Piszecie o potrawach wigilijnych i ślinka mi już cieknie...Aaaale się najem
Przechlapane mają mamuśki lipcowe i sierpniowe, bo u nich pewnie mdłości w okolicy świąt będą szaleć...Mi na szczęście przezły na tyle że zaczynam normalnie jeść. Nie przuytyłam jeszcze ani grama...

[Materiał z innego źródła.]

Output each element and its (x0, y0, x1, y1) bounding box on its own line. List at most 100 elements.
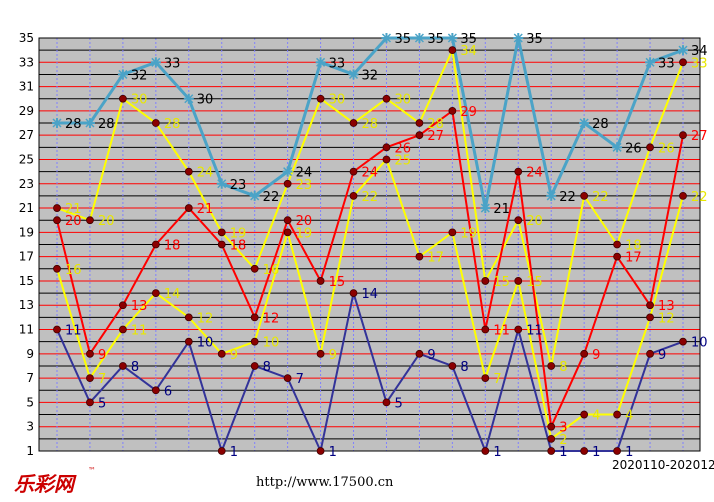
y-tick-label: 15 (19, 274, 34, 288)
y-tick-label: 9 (26, 347, 34, 361)
data-label: 20 (526, 214, 543, 229)
point-marker (349, 119, 358, 127)
data-label: 27 (427, 129, 444, 144)
point-marker (349, 289, 358, 297)
data-label: 27 (691, 129, 708, 144)
data-label: 26 (658, 141, 675, 156)
y-tick-label: 25 (19, 152, 34, 166)
star-marker (249, 190, 260, 201)
data-label: 4 (625, 409, 633, 424)
star-marker (216, 178, 227, 189)
data-label: 28 (164, 117, 181, 132)
data-label: 35 (460, 32, 477, 47)
point-marker (118, 94, 127, 103)
data-label: 28 (592, 117, 609, 132)
point-marker (184, 337, 193, 346)
point-marker (53, 264, 61, 273)
star-marker (381, 33, 392, 43)
data-label: 5 (98, 396, 106, 411)
point-marker (547, 434, 556, 443)
data-label: 35 (394, 32, 411, 47)
point-marker (349, 192, 358, 200)
star-marker (414, 33, 425, 43)
data-label: 1 (329, 445, 337, 460)
data-label: 30 (329, 93, 346, 108)
star-marker (150, 57, 161, 68)
point-marker (184, 204, 193, 212)
series-line (57, 36, 684, 210)
data-label: 33 (691, 56, 708, 71)
y-tick-label: 3 (26, 420, 34, 434)
data-label: 18 (625, 239, 642, 254)
data-label: 24 (362, 166, 379, 181)
point-marker (481, 277, 490, 285)
y-tick-label: 27 (19, 128, 34, 142)
star-marker (546, 190, 557, 201)
y-tick-label: 17 (19, 250, 34, 264)
data-label: 1 (625, 445, 633, 460)
point-marker (151, 289, 160, 297)
point-marker (481, 374, 490, 383)
data-label: 16 (65, 263, 82, 278)
point-marker (613, 410, 622, 419)
point-marker (514, 167, 523, 176)
data-label: 11 (131, 324, 148, 339)
star-marker (579, 118, 590, 129)
point-marker (250, 337, 259, 346)
data-label: 34 (691, 44, 708, 59)
data-label: 8 (559, 360, 567, 375)
data-label: 14 (164, 287, 181, 302)
data-label: 22 (362, 190, 379, 205)
point-marker (184, 167, 193, 176)
y-tick-label: 19 (19, 225, 34, 239)
data-label: 13 (131, 299, 148, 314)
point-marker (382, 94, 391, 103)
y-tick-label: 35 (19, 31, 34, 45)
point-marker (646, 349, 654, 358)
data-label: 15 (329, 275, 346, 290)
data-label: 26 (625, 141, 642, 156)
data-label: 2 (559, 433, 567, 448)
y-tick-label: 13 (19, 298, 34, 312)
point-marker (415, 349, 424, 358)
data-label: 9 (230, 348, 238, 363)
data-label: 35 (526, 32, 543, 47)
data-label: 20 (296, 214, 313, 229)
point-marker (613, 447, 622, 455)
y-tick-label: 11 (19, 323, 34, 337)
data-label: 33 (164, 56, 181, 71)
data-label: 32 (362, 68, 379, 83)
data-label: 21 (493, 202, 510, 217)
point-marker (250, 313, 259, 322)
data-label: 28 (65, 117, 82, 132)
point-marker (283, 179, 292, 188)
data-label: 12 (658, 311, 675, 326)
point-marker (151, 119, 160, 127)
data-label: 12 (197, 311, 214, 326)
logo-trademark: ™ (88, 466, 96, 475)
star-marker (645, 57, 656, 68)
data-label: 6 (164, 384, 172, 399)
website-link[interactable]: http://www.17500.cn (256, 475, 394, 490)
point-marker (217, 349, 226, 358)
data-label: 23 (296, 178, 313, 193)
point-marker (580, 447, 589, 455)
point-marker (349, 167, 358, 176)
series-line (56, 292, 684, 452)
data-label: 9 (658, 348, 666, 363)
data-label: 11 (526, 324, 543, 339)
point-marker (316, 447, 325, 455)
data-label: 30 (394, 93, 411, 108)
data-label: 15 (526, 275, 543, 290)
y-tick-label: 29 (19, 104, 34, 118)
data-label: 10 (263, 336, 280, 351)
y-tick-label: 7 (26, 371, 34, 385)
data-label: 11 (493, 324, 510, 339)
star-marker (52, 118, 62, 129)
point-marker (316, 94, 325, 103)
data-label: 17 (427, 251, 444, 266)
data-label: 1 (559, 445, 567, 460)
point-marker (382, 143, 391, 152)
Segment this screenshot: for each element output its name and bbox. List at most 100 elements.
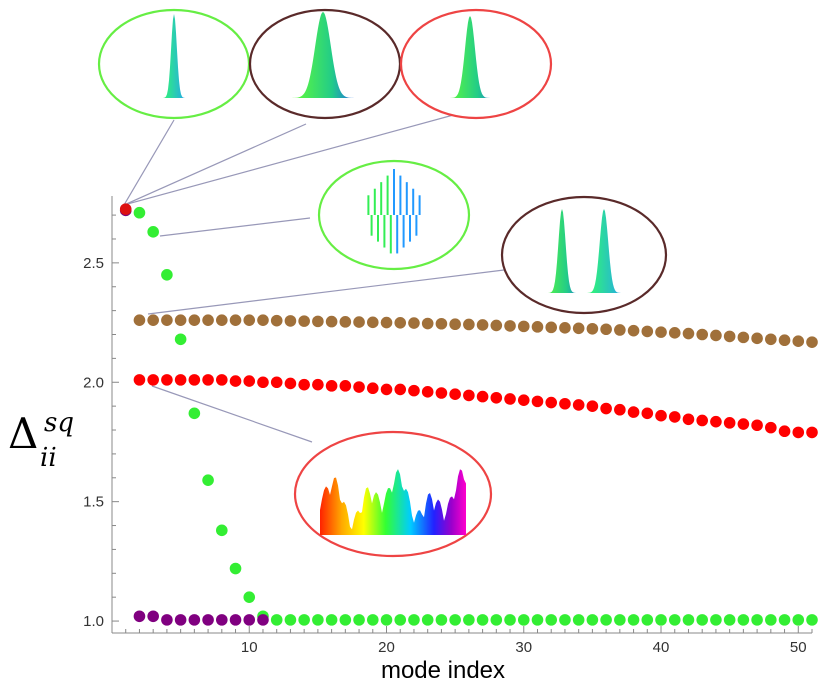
y-tick-label: 1.0 [83,613,104,630]
data-point-s0 [682,327,695,340]
data-point-s2 [463,614,475,626]
data-point-s0 [161,314,173,326]
y-axis-title-sub: ii [40,443,57,473]
data-point-s0 [545,321,558,334]
data-point-s2 [655,614,667,626]
data-point-s2 [765,614,777,626]
data-point-s1 [202,374,214,386]
data-point-s2 [641,614,654,626]
data-point-s0 [765,333,777,346]
inset-connector [151,385,313,443]
inset-connector [159,217,311,237]
data-point-s1 [517,394,530,406]
data-point-s1 [751,419,763,432]
data-point-s3 [243,614,256,626]
data-point-s3 [216,614,228,626]
data-point-s1 [353,381,365,393]
data-point-s0 [449,318,461,331]
inset-ellipse [500,195,668,315]
data-point-s1 [174,374,187,386]
data-point-s2 [366,614,379,626]
data-point-s0 [614,324,626,336]
inset-osc-bar [393,169,395,215]
data-point-s1 [298,378,310,391]
data-point-s0 [394,317,407,329]
data-point-s0 [504,320,516,332]
data-point-s1 [559,397,571,410]
inset-peak-left [540,209,585,293]
inset-oscillating [317,159,471,271]
inset-osc-bar [377,215,379,242]
data-point-s1 [641,407,654,420]
data-point-s2 [216,524,228,537]
data-point-s0 [408,317,420,329]
data-point-s1 [380,383,393,396]
data-point-s0 [463,318,475,331]
data-point-s0 [559,322,571,334]
insets [97,8,668,558]
x-tick-label: 50 [790,639,807,656]
data-point-s2 [572,614,585,626]
data-point-s2 [421,614,434,626]
y-tick-label: 2.5 [83,255,104,272]
axes: 10 20 30 40 50 1.0 1.5 2.0 2.5 [83,196,813,656]
data-point-s2 [476,614,489,626]
data-point-s3 [257,614,269,626]
data-point-s2 [723,614,736,626]
data-point-s2 [188,407,201,420]
inset-osc-bar [380,182,383,215]
data-point-s0 [133,314,146,326]
data-point-s0 [476,319,489,331]
data-point-s0 [216,314,228,326]
data-point-s2 [161,269,173,281]
data-point-s3 [188,614,201,626]
data-point-s2 [284,614,297,626]
data-point-s1 [655,409,667,422]
data-point-s2 [380,614,393,626]
data-point-s1 [668,411,681,423]
data-point-s0 [655,326,667,338]
data-point-s0 [723,330,736,343]
data-point-s2 [517,614,530,626]
data-point-s2 [627,614,640,626]
data-point-s1 [463,389,475,402]
x-axis-title: mode index [381,657,505,684]
data-point-s0 [792,335,805,347]
data-point-s0 [284,315,297,327]
inset-double-peak [500,195,668,315]
data-point-s0 [806,336,818,348]
inset-wide-peak [248,8,402,120]
inset-peak-right [585,209,630,293]
x-tick-label: 10 [241,639,258,656]
data-point-s1 [449,388,461,401]
inset-osc-bar [386,175,389,215]
data-point-s1 [284,377,297,390]
data-point-s2 [353,614,365,626]
inset-osc-bar [383,215,386,248]
data-point-s0 [435,317,448,330]
inset-connectors [123,113,505,443]
data-point-s2 [531,614,544,626]
data-point-s2 [710,614,722,626]
data-point-s1 [600,402,612,415]
data-point-s1 [792,426,805,439]
data-point-s2 [229,562,242,575]
inset-osc-bar [370,215,373,236]
inset-osc-bar [373,188,376,215]
data-point-s2 [298,614,310,626]
data-point-s0 [668,327,681,339]
x-tick-label: 20 [378,639,395,656]
data-point-s1 [476,390,489,403]
data-point-s1 [270,376,283,389]
data-point-s1 [216,374,228,386]
data-points [119,203,818,626]
data-point-s1 [147,374,159,386]
data-point-s2 [778,614,791,626]
data-point-s2 [243,591,256,603]
data-point-s0 [202,314,214,326]
inset-peak [445,16,500,98]
data-point-s3 [174,614,187,626]
data-point-s2 [559,614,571,626]
data-point-s2 [312,614,324,626]
inset-peak [290,12,360,98]
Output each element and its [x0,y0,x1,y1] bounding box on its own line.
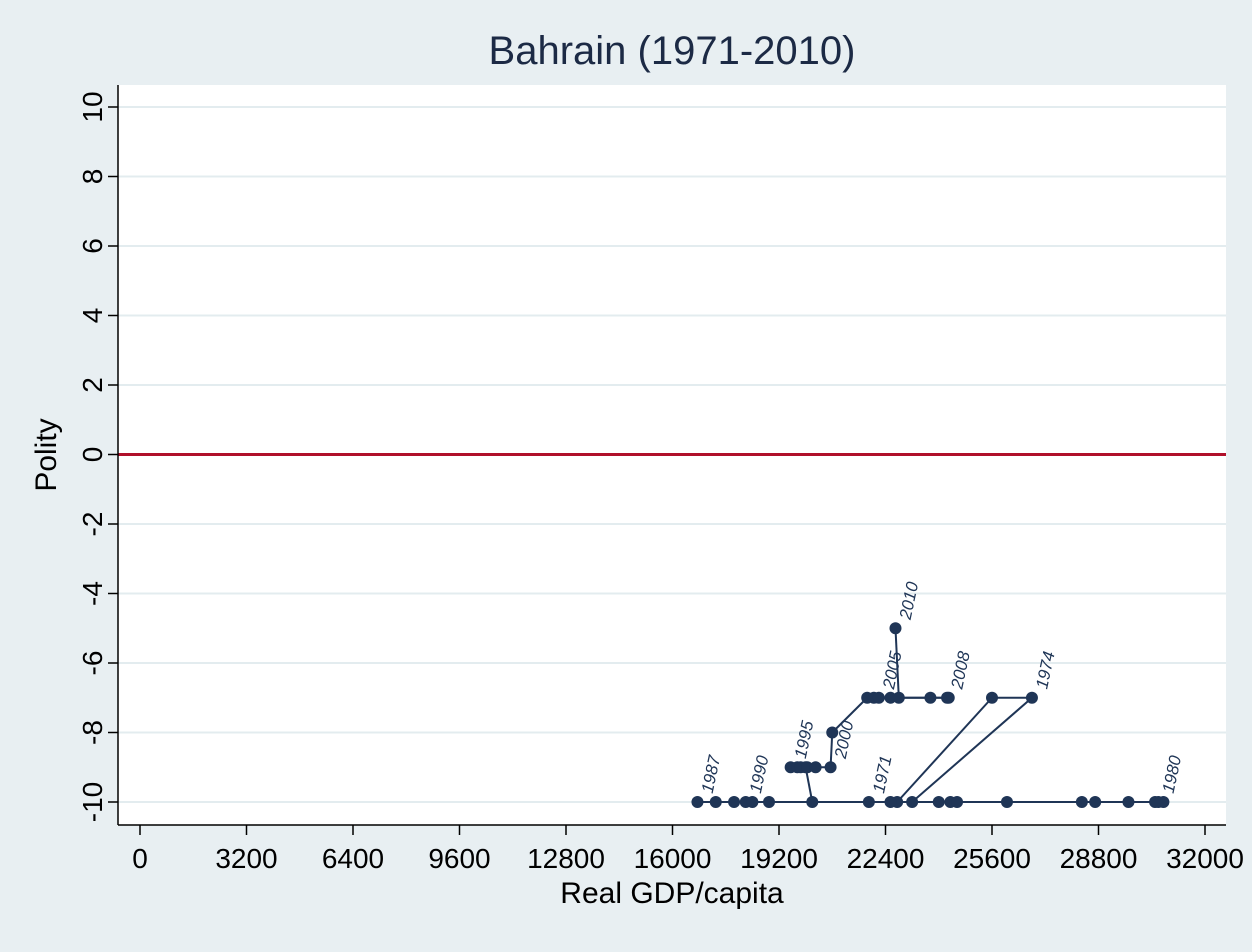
data-point [884,796,897,808]
y-tick-label: -10 [77,782,108,822]
data-point [872,691,885,704]
y-tick-label: -6 [77,651,108,676]
x-tick-label: 12800 [527,843,605,874]
y-tick-label: 6 [77,238,108,254]
trajectory-segment [896,697,993,803]
data-point [892,691,905,704]
data-point [809,761,822,774]
x-tick-label: 9600 [428,843,490,874]
data-point [826,726,839,739]
data-point [1000,796,1013,808]
trajectory-segment [831,697,868,734]
x-tick-label: 25600 [953,843,1031,874]
y-tick-label: 8 [77,169,108,185]
y-tick-label: 4 [77,308,108,324]
data-point [1157,796,1170,808]
data-point [801,761,814,774]
x-tick-label: 28800 [1060,843,1138,874]
data-points [691,622,1170,808]
data-point [763,796,776,808]
x-tick-label: 32000 [1166,843,1244,874]
y-tick-label: 10 [77,91,108,122]
y-tick-label: 0 [77,447,108,463]
y-tick-label: -8 [77,720,108,745]
y-tick-label: -4 [77,581,108,606]
x-axis-ticks: 0 3200 6400 9600 12800 16000 19200 22400 25600 28… [132,825,1244,874]
data-point [824,761,837,774]
trajectory-segment [894,628,900,698]
data-point [1075,796,1088,808]
data-point [906,796,919,808]
data-point [1149,796,1162,808]
chart-title: Bahrain (1971-2010) [489,29,856,73]
x-tick-label: 16000 [634,843,712,874]
y-axis-ticks: -10 -8 -6 -4 -2 0 2 4 6 8 10 [77,91,118,822]
data-point [941,691,954,704]
x-tick-label: 22400 [847,843,925,874]
data-point [932,796,945,808]
data-point [889,622,902,635]
x-tick-label: 3200 [215,843,277,874]
y-tick-label: -2 [77,512,108,537]
data-point [862,796,875,808]
data-point [1122,796,1135,808]
x-tick-label: 6400 [322,843,384,874]
data-point [691,796,704,808]
y-axis-title: Polity [30,418,63,491]
data-point [728,796,741,808]
data-point [924,691,937,704]
data-point [1089,796,1102,808]
data-point [806,796,819,808]
data-point [951,796,964,808]
x-axis-title: Real GDP/capita [560,877,784,910]
data-point [746,796,759,808]
data-point [709,796,722,808]
data-point [986,691,998,704]
x-tick-label: 0 [132,843,148,874]
x-tick-label: 19200 [740,843,818,874]
data-point [1025,691,1038,704]
y-tick-label: 2 [77,377,108,393]
gridlines [118,106,1226,803]
data-point [884,691,897,704]
trajectory-segment [911,696,1033,803]
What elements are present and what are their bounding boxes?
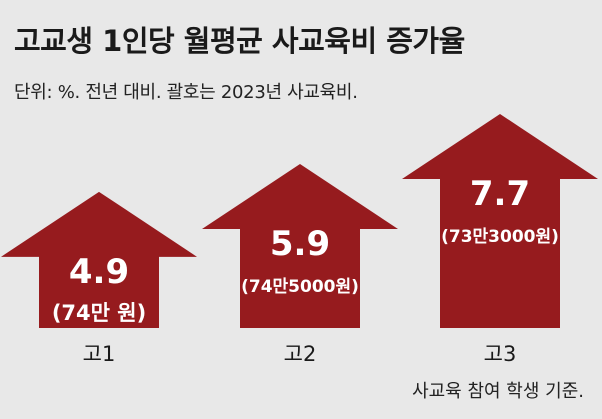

Co do jedzonka, to u nas zaczyna się barszczem z uszkami
mniammmm
Potem obowiązkowo pierogi z kapustką i grzybkami (w tym roku to mnie kopnął zaszczyt ich lepienia
), rybka smażona, rybka po grecku, sledzie w sosie kperkowo- czosnkowym, śledzie marynowane, grzybki smażone i kluski z makiem, kompot z suszu (bleeee..., tradycyjna sałatka jarzynowa. Na drugi dzień wjeżdża jeszcze bigos (pyyychaaaaa)i pieczone mięska
Już się nie mogę normalnie doczekać. Z ciast zawsze się pojawia sernik, makowiec i piernik
I jak tu nie zgłodnieć?
Ja zakończyłam już zabawę w mikołaja. Wszystkie prezenty popakowałam. Sprzątanie- w trakcie
Choinka kupiona czeka na balkonie (wielgachna i pachnąca- nie mogę od niej psiska naszego pogonić)Nie lubie zostawiać wszystkiego na ostatnią chwilę. Potem się zacznie wielkie gotowanie. U mnie w tym roku duża wigilia, więc i żarełka trzeba sporo naszykować. A jak tam Wasze plany na wigilijny wieczór?